After two months of painstakingly assembling and painting devil-like cardboard figures, commonly known as “Judas,” Mexican artist Marcela Villarreal is determined to burn her creations.
Villarreal and dozens of fellow artists created figures before the annual “Fire.” JudasA celebration that takes place in Mexico every Holy Saturday, when throughout the country people gather in public streets to light torches that will destroy these various figures as symbolic figures of evil.
This festival – filled with satirical humor – is not associated with the celebrations of Holy Week with the Catholic Church in this predominantly Catholic country. It is a common practice in most Latin American countries and in some parts of Greece.
Originally, the burning figures were effigies of Judas Iscariot, the apostle who betrayed Jesus, according to the biblical account of the days leading up to Christ’s crucifixion. Today, though, Mexican artists the image of their red Judas, horned, or other evil characters seen throughout society.
Villarreal and other artists made 12 figures at Saturday’s event in the Santa Maria la Ribera neighborhood of Mexico City. Five of them were hanged from the branches and destroyed; others will be displayed in a nearby museum.
“It’s a spectacle to see how fired up Judas is to see the reaction of the people,” said Villarreal.
Researcher Abraham Domínguez, in an article published by the National Institute of Anthropology and History, wrote that this ritual originated in Europe in the Middle Ages and reached America with the Spanish conquest.
Although it is not known when it first took place on this continent, the oldest records date from the 19th century. In more recent times, variations of the tradition have drawn criticism as antisemitic in some countries. A 2019 event in Poland was condemned by the World Jewish Congress and others.
But in Mexicothe tradition embraces positivity and fun.
“By exploding the rocket, evil and betrayal are symbolically destroyed,” Domínguez wrote. “In the burning of Judas, social evil becomes laughable.”
In the few Mexican neighborhoods that host this event, some satirical figures that look like politicians are also burning.

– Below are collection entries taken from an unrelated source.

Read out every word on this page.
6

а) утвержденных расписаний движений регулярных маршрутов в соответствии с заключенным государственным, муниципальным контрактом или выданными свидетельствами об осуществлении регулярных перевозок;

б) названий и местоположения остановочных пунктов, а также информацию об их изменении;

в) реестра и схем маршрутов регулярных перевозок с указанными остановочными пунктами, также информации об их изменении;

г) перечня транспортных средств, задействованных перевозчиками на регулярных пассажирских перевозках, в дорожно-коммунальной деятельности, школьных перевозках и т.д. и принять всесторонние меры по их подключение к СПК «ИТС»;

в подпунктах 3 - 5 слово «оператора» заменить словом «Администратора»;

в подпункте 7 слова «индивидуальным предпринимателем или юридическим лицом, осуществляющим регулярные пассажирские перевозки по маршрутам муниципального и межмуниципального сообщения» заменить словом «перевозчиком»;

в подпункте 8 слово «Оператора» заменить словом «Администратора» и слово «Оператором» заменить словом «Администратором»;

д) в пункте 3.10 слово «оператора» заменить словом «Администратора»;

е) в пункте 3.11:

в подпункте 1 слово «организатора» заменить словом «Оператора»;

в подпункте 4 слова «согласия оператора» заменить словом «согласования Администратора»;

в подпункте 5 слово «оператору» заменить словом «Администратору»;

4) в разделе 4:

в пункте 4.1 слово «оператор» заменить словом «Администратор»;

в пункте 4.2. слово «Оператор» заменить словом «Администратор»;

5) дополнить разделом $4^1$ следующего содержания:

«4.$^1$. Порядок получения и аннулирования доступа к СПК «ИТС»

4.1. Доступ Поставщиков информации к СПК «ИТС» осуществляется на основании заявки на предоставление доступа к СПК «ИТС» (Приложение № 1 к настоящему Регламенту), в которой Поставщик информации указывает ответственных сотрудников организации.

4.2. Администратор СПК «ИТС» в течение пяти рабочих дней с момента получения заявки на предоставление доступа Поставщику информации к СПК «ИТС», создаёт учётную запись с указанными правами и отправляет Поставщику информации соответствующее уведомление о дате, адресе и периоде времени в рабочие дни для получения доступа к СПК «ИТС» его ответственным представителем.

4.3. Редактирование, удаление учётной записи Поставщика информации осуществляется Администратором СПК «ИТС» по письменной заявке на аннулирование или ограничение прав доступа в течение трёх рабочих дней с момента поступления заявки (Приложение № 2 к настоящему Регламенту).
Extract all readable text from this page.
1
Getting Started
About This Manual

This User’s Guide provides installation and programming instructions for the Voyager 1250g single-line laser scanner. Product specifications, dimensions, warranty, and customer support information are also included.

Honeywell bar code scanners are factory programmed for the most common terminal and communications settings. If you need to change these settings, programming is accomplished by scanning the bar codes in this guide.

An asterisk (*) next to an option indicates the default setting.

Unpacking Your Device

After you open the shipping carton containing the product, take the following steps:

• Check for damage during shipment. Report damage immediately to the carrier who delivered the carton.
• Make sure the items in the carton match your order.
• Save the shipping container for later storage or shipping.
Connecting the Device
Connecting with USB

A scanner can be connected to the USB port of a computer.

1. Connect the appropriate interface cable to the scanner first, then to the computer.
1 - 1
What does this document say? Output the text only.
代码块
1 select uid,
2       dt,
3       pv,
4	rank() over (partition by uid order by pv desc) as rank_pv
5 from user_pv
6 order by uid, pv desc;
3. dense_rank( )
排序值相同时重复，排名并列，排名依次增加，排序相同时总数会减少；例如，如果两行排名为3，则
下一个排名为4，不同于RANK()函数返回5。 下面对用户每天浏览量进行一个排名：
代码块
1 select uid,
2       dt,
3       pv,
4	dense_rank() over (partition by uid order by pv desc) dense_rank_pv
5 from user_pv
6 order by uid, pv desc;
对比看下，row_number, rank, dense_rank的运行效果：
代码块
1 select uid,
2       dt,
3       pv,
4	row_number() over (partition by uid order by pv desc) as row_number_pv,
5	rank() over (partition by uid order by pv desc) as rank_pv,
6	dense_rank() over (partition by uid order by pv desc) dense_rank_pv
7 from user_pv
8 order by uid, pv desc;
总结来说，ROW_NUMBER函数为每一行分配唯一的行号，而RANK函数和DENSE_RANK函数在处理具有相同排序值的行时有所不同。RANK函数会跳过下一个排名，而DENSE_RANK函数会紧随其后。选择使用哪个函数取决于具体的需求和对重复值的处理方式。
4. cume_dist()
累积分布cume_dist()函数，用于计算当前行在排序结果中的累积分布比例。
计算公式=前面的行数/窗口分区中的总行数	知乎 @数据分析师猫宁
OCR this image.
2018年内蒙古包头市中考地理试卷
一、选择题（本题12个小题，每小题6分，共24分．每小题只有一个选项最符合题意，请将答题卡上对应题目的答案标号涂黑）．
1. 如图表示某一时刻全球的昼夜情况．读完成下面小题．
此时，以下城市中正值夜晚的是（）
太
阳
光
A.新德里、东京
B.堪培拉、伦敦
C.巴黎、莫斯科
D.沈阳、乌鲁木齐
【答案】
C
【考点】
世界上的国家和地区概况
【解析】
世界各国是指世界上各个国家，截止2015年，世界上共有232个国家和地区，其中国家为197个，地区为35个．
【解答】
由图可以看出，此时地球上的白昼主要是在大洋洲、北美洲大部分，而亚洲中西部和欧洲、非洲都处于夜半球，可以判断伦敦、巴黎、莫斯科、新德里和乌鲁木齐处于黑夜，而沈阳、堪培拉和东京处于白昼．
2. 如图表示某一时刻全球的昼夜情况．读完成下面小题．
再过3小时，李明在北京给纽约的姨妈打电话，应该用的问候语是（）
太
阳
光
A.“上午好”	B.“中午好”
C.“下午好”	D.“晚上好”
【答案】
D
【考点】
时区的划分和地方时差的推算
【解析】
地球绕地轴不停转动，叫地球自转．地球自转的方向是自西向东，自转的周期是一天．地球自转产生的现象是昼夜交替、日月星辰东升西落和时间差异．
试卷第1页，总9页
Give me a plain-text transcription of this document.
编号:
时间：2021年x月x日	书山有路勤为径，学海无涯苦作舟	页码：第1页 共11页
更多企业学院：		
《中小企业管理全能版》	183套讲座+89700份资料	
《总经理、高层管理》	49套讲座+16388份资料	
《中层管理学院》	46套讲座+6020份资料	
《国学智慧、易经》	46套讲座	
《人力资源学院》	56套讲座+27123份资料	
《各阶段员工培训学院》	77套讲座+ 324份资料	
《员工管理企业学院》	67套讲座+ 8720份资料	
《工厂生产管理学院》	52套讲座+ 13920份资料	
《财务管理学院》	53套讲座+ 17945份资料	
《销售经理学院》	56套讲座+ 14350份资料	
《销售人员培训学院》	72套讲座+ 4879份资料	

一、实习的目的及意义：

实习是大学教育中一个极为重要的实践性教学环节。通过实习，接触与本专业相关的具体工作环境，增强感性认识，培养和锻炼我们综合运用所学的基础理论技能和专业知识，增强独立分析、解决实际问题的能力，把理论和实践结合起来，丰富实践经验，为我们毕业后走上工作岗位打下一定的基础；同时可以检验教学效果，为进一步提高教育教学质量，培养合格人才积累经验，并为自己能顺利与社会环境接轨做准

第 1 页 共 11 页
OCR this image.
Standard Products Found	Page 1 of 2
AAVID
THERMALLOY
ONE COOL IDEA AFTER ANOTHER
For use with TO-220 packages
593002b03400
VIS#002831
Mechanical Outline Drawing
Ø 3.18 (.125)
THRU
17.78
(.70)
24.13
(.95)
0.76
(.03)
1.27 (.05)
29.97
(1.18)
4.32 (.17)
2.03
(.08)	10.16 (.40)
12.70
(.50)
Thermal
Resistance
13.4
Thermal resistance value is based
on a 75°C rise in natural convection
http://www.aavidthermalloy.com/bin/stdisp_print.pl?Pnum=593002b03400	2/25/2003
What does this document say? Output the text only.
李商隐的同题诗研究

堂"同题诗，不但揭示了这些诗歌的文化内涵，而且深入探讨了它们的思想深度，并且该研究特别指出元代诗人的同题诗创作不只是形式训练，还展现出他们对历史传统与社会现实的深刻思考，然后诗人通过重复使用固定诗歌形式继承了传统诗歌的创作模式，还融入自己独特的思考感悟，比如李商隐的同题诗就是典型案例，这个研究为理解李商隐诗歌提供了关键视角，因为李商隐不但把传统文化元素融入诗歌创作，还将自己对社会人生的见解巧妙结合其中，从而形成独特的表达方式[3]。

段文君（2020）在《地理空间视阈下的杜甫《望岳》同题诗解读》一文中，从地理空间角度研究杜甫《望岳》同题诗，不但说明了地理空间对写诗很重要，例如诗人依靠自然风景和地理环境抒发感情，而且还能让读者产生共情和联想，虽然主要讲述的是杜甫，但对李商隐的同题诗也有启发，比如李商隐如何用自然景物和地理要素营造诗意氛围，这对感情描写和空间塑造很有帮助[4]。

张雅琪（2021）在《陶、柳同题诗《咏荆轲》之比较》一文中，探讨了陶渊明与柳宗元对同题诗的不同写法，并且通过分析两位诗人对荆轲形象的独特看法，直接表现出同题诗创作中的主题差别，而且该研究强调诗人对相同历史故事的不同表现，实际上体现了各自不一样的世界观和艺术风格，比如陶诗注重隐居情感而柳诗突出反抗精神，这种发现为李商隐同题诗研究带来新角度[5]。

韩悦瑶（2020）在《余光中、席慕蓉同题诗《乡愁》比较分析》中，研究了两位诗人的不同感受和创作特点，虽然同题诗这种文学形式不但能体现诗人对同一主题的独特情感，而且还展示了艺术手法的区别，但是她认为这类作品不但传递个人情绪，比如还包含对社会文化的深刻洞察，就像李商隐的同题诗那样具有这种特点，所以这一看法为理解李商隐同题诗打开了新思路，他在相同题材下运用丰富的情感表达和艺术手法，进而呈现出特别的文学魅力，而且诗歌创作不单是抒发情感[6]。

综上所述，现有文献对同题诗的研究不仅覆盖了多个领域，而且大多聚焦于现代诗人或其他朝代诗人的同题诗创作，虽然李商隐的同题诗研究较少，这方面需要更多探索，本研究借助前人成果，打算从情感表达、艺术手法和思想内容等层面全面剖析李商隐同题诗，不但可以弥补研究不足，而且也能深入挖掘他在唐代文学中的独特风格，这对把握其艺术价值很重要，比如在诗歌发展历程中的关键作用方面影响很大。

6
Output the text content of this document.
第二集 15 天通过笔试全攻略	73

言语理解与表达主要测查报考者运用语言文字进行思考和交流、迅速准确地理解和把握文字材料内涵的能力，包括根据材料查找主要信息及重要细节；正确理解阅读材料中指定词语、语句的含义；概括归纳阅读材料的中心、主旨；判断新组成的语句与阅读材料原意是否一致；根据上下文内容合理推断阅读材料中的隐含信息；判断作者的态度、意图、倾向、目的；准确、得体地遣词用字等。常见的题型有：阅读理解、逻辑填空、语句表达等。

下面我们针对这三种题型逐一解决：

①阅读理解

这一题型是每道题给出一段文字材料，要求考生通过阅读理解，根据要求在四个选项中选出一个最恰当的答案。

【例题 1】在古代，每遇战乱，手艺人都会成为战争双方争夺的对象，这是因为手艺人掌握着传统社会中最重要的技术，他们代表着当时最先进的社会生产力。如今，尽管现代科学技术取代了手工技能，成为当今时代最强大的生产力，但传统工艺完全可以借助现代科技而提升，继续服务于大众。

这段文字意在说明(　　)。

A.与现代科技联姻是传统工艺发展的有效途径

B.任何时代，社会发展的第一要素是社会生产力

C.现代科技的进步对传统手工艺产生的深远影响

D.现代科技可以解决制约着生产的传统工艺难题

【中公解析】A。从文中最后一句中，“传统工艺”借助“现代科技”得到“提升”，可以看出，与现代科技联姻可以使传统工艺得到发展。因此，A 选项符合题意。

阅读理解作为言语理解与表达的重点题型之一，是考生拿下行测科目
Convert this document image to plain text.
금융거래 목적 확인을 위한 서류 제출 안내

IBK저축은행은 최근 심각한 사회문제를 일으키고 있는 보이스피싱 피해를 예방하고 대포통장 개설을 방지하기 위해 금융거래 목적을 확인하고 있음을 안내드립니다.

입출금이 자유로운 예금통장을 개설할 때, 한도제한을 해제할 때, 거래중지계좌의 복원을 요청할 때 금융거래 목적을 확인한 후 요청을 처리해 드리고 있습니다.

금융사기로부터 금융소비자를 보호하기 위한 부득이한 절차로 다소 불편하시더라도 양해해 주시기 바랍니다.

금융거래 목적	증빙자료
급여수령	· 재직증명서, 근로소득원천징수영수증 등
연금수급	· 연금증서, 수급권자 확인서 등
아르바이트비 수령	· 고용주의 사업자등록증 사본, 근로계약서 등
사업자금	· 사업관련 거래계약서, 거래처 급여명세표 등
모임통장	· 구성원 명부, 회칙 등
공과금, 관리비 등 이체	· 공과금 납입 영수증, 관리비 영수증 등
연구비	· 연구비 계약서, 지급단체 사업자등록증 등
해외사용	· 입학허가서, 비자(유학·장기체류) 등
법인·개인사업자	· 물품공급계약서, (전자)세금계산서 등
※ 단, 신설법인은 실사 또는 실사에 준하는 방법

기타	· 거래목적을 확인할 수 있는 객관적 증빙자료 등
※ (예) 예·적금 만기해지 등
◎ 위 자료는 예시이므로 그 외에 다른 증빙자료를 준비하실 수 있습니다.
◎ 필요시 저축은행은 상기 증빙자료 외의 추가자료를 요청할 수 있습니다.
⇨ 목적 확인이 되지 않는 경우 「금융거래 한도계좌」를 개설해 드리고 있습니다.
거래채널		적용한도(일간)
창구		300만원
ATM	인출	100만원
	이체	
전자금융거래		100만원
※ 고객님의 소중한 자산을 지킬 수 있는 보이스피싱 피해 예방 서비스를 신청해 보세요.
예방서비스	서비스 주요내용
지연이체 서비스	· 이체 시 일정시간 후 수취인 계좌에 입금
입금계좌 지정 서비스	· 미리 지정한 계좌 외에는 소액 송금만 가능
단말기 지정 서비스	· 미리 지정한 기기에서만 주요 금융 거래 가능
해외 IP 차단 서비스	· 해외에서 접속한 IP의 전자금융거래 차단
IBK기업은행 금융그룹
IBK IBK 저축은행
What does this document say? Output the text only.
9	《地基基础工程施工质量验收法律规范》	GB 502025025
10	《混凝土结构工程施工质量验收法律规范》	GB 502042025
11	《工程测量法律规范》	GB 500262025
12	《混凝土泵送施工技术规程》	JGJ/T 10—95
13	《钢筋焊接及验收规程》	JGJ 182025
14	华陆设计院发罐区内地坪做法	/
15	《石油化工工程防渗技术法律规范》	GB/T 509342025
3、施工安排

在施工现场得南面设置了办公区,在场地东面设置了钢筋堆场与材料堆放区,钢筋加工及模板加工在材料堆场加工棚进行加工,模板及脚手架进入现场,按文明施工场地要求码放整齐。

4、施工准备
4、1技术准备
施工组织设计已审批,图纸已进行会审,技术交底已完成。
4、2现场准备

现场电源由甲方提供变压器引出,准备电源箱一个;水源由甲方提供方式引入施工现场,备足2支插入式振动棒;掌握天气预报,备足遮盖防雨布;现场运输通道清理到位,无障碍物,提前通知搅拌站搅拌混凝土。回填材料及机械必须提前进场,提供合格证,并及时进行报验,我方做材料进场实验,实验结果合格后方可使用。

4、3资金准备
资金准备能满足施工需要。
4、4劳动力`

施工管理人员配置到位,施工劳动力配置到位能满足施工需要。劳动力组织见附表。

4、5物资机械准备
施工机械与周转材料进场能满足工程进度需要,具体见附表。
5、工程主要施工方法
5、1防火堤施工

“They’re on fire because of what they’re accusing people of,” Villarreal said. It’s a way of talking about disagreement with jokes, she said.
Villarreal has spent more than a decade working on “cartoneria” like creating papier-mache art. sculptures it’s known. Remarkably, “cartoneria” creations fill the streets of Mexico during the celebrations of the dead at the end of October and the beginning of November.
In both figures lies a skeleton covered with newspaper and cardboard. Depending on the weather conditions and how quickly the glue dries, it may take several weeks of work to be ready.
Villarreal speaks enthusiastically about the 10-foot-tall Juda herself and her colleagues at this year’s celebration in Santa Maria la Ribera.
His body was covered with masks, that is, with the seven deadly sins. It’s terrible,” he said.
Painted in blue, red, and yellow, the diabolical character is spared from the fire. After Sunday it will be transferred to the Pulque Museum, a few kilometers from Santa Maria la Ribera.
This year’s celebrations in this Mexican neighborhood began on Thursday at the Lord’s Supper. Activities included workshops, talks, raffles and dances.
“We are very pleased to see our work as part of the tradition,” Villarreal said. “It brings together those who were probably unaware of this tradition.”